How Sportsbooks And Sports Bettors Weathered COVID-19

As stadiums sat empty during the COVID-19 pandemic, online sportsbooks struggled to write bets.

It all happened so suddenly. One moment, Utah Jazz star Rudy Gobert was playfully touching the microphones and tape recorders of journalists covering the team, joking that he was giving them all coronavirus. 

A couple of days later, Gobert was testing positive for COVID-19.

Just like that, the dominoes began to fall. The NBA paused its season. The NHL followed suit the next day. NCAA basketball conference tournaments collapsed like a house of cards falling in upon itself. 

The fledgling XFL shut down and then folded. The MLS went on hiatus. Around the world, all of soccer’s major leagues went off the scheduling grid. Euro 2020 and the Tokyo Summer Olympic Games were moved to 2021.

Eventually, even MLB came to its senses and sent everyone home from spring training.

In living rooms across the world, there was consternation caused by the realization that the entire sporting landscape had gone into hibernation. Folks hadn’t hungered as much for something since the listeria scare of the summer of 2008, when all the meat was recalled.

Sportsbooks Reconfigure

If sports fans were desperate, imagine the empty feeling in the pit of the stomachs of sports bettors and especially, sportsbook operators as all the lines vanished from the board.

It certainly was odd to see no more odds. 

There were two schools of thought at work here. Imagine a comparison between bacon eaters and pig farmers. One likes to eat bacon to fill the void in their bellies. The other needs you to eat bacon in order to fill their bank account and avoid bankruptcy.

A similar dichotomy existed between sports bettors and sportsbooks. 

Bettors were at a loss regarding what to wager on minus their sporting staples. Sportsbook operators were scrambling to find something to offer odds on in order to ensure that they would not lose their businesses.

The routes that both took to weather this storm provided some remarkable tales of the strange and the unusual.

Table Tennis, Anyone?

Russian table tennis proved to be the sports betting star of the COVID-19 lockdown.

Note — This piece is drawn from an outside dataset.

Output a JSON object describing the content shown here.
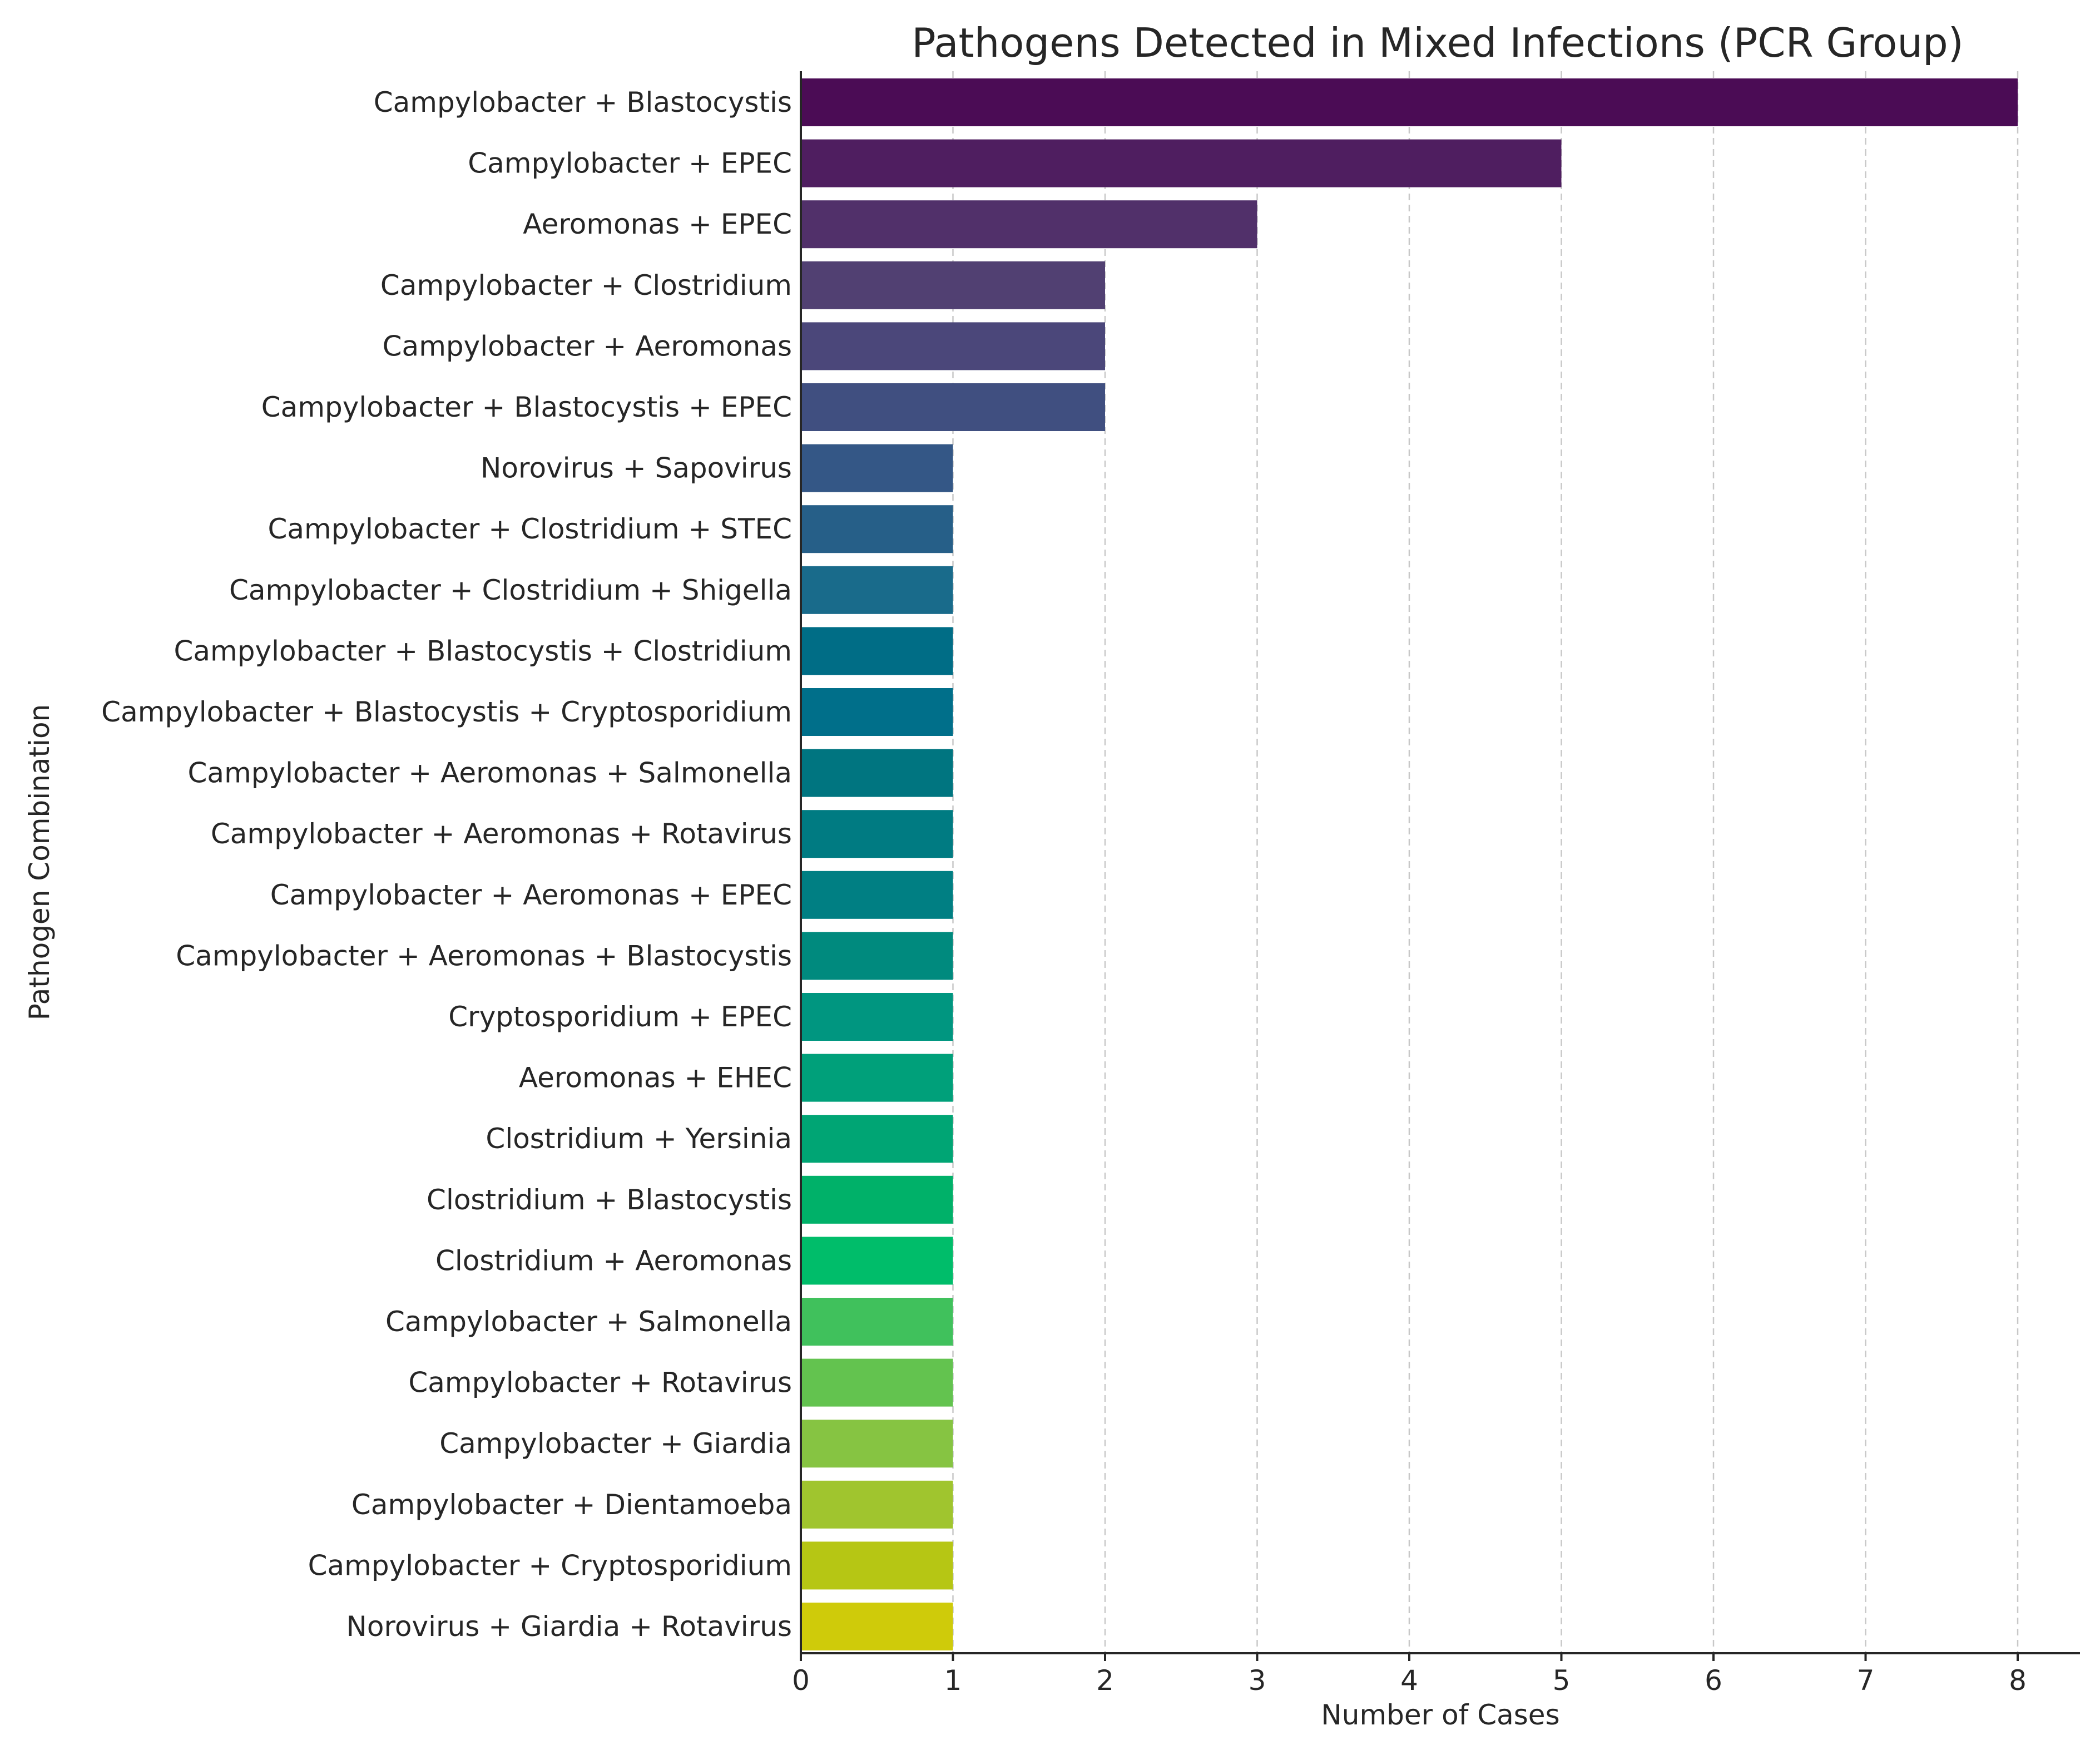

There were some sports that opted to try and weather the COVID-19 storm. The nation of Belarus determined that since they couldn’t see coronavirus, it didn’t exist. They kept their sports going, including the country’s soccer and hockey leagues.

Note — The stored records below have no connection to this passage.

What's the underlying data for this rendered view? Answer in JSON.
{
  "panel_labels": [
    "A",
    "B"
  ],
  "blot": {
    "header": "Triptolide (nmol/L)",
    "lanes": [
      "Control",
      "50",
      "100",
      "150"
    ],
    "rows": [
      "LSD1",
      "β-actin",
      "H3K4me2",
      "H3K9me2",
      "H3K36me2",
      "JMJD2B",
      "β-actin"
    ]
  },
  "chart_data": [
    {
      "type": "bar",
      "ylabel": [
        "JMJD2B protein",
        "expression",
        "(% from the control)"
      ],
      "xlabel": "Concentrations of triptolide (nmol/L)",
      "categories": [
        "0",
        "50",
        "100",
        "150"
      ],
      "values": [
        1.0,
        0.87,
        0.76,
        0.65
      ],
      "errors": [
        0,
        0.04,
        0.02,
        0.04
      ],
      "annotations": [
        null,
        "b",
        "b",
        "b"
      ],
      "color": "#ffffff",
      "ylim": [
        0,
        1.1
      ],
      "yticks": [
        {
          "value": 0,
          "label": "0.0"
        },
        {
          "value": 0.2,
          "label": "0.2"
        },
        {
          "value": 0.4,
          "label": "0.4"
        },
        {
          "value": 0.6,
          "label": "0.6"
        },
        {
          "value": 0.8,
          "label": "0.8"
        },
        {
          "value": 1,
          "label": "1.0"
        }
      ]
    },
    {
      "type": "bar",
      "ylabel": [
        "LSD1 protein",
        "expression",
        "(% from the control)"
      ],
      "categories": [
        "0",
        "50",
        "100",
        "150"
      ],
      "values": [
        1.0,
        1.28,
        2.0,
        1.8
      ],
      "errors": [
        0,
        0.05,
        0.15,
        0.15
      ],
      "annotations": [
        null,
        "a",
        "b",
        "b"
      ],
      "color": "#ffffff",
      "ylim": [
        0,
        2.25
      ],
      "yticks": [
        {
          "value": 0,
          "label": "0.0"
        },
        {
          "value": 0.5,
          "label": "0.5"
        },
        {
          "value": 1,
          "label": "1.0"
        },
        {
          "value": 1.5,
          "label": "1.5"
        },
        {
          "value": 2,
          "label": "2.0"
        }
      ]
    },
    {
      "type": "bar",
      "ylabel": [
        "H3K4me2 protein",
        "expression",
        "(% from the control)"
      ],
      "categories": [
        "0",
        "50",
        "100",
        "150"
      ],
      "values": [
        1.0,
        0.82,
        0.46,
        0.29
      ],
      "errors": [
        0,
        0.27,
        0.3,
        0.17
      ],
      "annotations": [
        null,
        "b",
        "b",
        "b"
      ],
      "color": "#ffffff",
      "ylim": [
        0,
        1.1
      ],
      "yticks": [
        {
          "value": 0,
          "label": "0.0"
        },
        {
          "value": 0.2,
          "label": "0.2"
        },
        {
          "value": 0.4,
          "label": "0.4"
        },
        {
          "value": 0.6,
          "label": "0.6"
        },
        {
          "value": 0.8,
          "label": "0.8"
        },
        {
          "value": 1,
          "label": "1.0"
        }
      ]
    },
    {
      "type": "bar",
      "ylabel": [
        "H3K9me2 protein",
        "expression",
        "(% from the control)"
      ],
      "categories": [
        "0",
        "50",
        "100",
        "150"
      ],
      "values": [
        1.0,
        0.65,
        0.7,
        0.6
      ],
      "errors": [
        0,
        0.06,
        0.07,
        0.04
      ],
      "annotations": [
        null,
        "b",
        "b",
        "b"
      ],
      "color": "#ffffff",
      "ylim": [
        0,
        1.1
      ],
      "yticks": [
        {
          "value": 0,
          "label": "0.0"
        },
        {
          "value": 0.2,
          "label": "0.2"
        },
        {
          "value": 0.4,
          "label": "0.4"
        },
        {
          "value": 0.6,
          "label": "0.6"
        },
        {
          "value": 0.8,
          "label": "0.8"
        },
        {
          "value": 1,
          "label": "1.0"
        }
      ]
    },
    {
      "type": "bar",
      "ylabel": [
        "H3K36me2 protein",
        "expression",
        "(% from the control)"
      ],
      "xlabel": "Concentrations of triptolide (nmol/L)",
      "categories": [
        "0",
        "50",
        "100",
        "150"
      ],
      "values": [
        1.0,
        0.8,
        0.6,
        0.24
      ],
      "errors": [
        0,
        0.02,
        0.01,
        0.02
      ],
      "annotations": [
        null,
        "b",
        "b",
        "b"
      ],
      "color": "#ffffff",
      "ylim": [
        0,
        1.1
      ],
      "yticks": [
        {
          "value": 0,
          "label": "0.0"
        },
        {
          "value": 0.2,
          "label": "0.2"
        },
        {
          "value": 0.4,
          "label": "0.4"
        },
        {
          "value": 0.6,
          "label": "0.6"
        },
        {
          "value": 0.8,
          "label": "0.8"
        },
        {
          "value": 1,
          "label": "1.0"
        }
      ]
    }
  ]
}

Australian Rules football sought to keep going but quickly realized the error of their ways and closed up shop.

Desperate sportsbooks began setting odds on athletes playing eSports with their virtual selves. Little did they know that the solution to all their problems was located in the basement of most suburban homes. 

Table tennis was coming to a sportsbook’s betting lines near you and in the most surprising development of the COVID-19 outbreak, bettors were quite willing to follow the bouncing ball of Russian table tennis to glorious outcomes.

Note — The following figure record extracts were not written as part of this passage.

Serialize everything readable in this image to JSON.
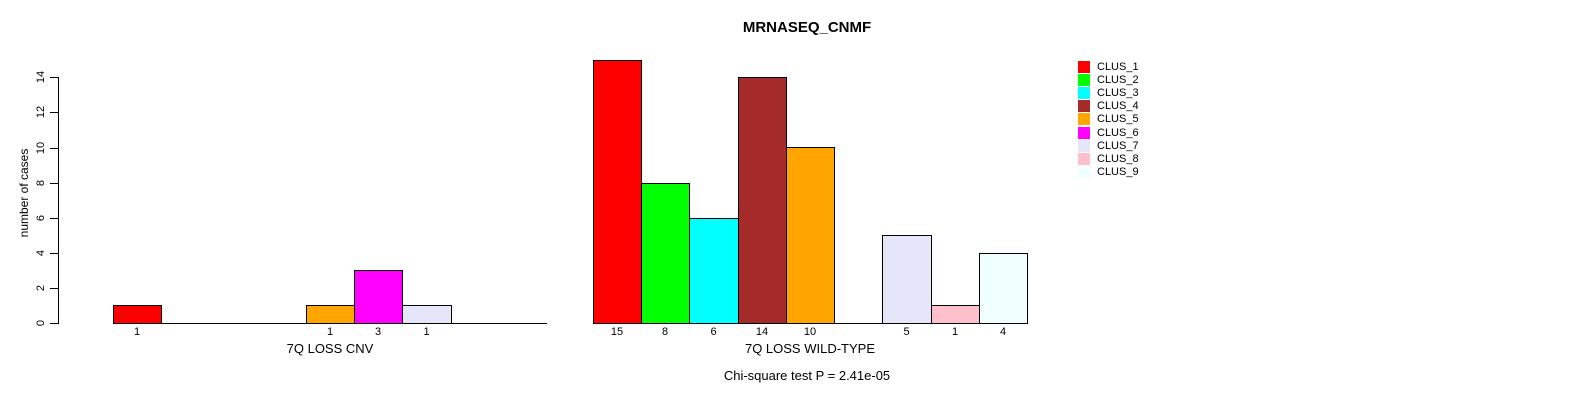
{
  "chart_data": {
    "type": "bar",
    "title": "MRNASEQ_CNMF",
    "ylabel": "number of cases",
    "xlabel": "",
    "annotation": "Chi-square test P = 2.41e-05",
    "categories": [
      "CLUS_1",
      "CLUS_2",
      "CLUS_3",
      "CLUS_4",
      "CLUS_5",
      "CLUS_6",
      "CLUS_7",
      "CLUS_8",
      "CLUS_9"
    ],
    "colors": [
      "#FF0000",
      "#00FF00",
      "#00FFFF",
      "#A52A2A",
      "#FFA500",
      "#FF00FF",
      "#E6E6FA",
      "#FFC0CB",
      "#F0FFFF"
    ],
    "groups": [
      {
        "label": "7Q LOSS CNV",
        "values": [
          1,
          0,
          0,
          0,
          1,
          3,
          1,
          0,
          0
        ],
        "bar_labels": [
          "1",
          "",
          "",
          "",
          "1",
          "3",
          "1",
          "",
          ""
        ]
      },
      {
        "label": "7Q LOSS WILD-TYPE",
        "values": [
          15,
          8,
          6,
          14,
          10,
          0,
          5,
          1,
          4
        ],
        "bar_labels": [
          "15",
          "8",
          "6",
          "14",
          "10",
          "",
          "5",
          "1",
          "4"
        ]
      }
    ],
    "y_axis": {
      "ticks": [
        0,
        2,
        4,
        6,
        8,
        10,
        12,
        14
      ],
      "range": [
        0,
        14
      ]
    },
    "legend": {
      "position": "right",
      "entries": [
        "CLUS_1",
        "CLUS_2",
        "CLUS_3",
        "CLUS_4",
        "CLUS_5",
        "CLUS_6",
        "CLUS_7",
        "CLUS_8",
        "CLUS_9"
      ]
    },
    "grid": false,
    "bar_border_color": "#000000"
  }
}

“We went out and found whatever we could,” Johnny Avello, head of sportsbooks for DraftKings told Forbes.com. “We wanted to keep our customers engaged.”

With its propensity to lean toward favorites and the ability to build large parlays with the promise of significant return on limited investment, several bettors were able to make huge bank on Russian table tennis wagers. 

Not Turning To The Casino

When sports vanished, the casual bettor turned to other activities. They binged on Netflix, rode their bikes around the neighborhood, or took the dog for a walk. 

An empirical study conducted during the sports shutdown by the International Journal of Mental Health and Addiction looked at the habits of sports bettors who were left without sports on which to bet. Sports bettors from Sweden, Germany, Finland, and Norway were assessed to analyze their betting activity prior to and following the outbreak of the pandemic.

Their study revealed that there wasn’t any increase in wagering at online casinos by sports bettors suddenly shut out of their usual wagering avenues of opportunity. 

If they couldn’t bet sports, for the most part, these bettors weren’t going to bet at all. 

Surviving To Thrive Again

Online betting houses are run by creative and clever professionals. Their career is built around assessing risk, and you have to admit that they’re pretty darn good at it. 

Online sportsbooks were among the first industries to go all-in on Bitcoin when the cryptocurrency was still a mystery to most folks. That’s proven to be a well-played bet. 

The creativity they displayed to keep afloat during the pandemic slowdown is currently being rewarded as sports slowly make their return from enforced hiatus. For instance, the Bundesliga was the first major soccer league to return to the pitch. In that first week of action from Germany’s top division, sportsbooks reported a 428% increase in wagering. 

They say what doesn’t kill you only makes you stronger. That’s the approach with which the sportsbooks are viewing the past few months.

“When you don’t have all the normal content, customers will migrate,” Avello said. “That’s the positive that’s going to come out of this. We’re always looking for additional content.

“We got good action on the stuff we did, but now that we’re starting to get back to core events, demand should rise even higher.”

As the NBA, MLB and NHL ready to return to play this summer, it will be a boon for the sportsbooks.

“It could be one of the bigger summers that we’ve ever had,” Avello said.